The press release released by the SLAC shows that under the microscope, researchers use different techniques to observe how electrons emerge from dendritic atoms to reveal the location of individual atoms in the crystal and its solid electrolyte interfacial coating. When adding chemicals that are commonly used to improve battery performance, the atomic structure of the solid electrolyte interfacial coating becomes more orderly, and this will help explain why the additive will work.

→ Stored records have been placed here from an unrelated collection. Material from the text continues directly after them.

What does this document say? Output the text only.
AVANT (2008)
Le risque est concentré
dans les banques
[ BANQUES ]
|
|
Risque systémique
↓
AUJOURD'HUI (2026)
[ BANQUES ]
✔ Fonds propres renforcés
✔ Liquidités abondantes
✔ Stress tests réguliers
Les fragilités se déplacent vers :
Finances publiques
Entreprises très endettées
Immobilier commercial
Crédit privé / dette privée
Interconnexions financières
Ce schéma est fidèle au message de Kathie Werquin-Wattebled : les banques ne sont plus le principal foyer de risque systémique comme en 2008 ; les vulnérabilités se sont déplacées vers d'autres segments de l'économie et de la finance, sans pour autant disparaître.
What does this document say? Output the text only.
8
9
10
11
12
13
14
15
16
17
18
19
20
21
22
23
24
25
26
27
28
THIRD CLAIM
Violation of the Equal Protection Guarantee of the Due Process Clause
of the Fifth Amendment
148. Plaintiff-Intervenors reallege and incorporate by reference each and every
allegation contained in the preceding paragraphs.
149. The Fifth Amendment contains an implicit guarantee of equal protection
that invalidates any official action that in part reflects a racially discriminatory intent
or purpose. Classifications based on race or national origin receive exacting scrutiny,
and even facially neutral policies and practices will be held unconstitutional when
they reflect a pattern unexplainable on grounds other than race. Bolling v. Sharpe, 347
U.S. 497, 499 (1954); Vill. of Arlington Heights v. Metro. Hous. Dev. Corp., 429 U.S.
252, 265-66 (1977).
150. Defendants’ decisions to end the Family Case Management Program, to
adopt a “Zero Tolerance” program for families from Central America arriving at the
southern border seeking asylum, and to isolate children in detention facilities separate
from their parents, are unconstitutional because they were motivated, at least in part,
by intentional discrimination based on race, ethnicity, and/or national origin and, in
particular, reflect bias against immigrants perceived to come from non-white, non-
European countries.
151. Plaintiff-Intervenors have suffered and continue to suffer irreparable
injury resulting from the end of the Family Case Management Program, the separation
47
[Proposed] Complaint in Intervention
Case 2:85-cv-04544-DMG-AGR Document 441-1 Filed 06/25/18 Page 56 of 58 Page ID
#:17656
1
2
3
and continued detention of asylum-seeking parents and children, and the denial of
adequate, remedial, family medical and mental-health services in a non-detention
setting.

'We are very excited, this is the first time we can get such a detailed dendritic image, but also for the first time we see the solid electrolyte interface layer of nano-structure.' Yanbin Li said, 'This tool can help us understand the different Of the electrolytes are what kind of effect, and why some of the electrolyte is better than the other.
The data from these experiments can be used to further understand the mechanism of battery failure.Although this work is to lithium metal as an example to prove the practicality of cryo-EM, but this method may also be extended to involve light-sensitive Materials such as silicon carbide or sulfur. The research team also said that they plan to focus on more understanding of the chemical properties and structure of the solid electrolyte interface layer.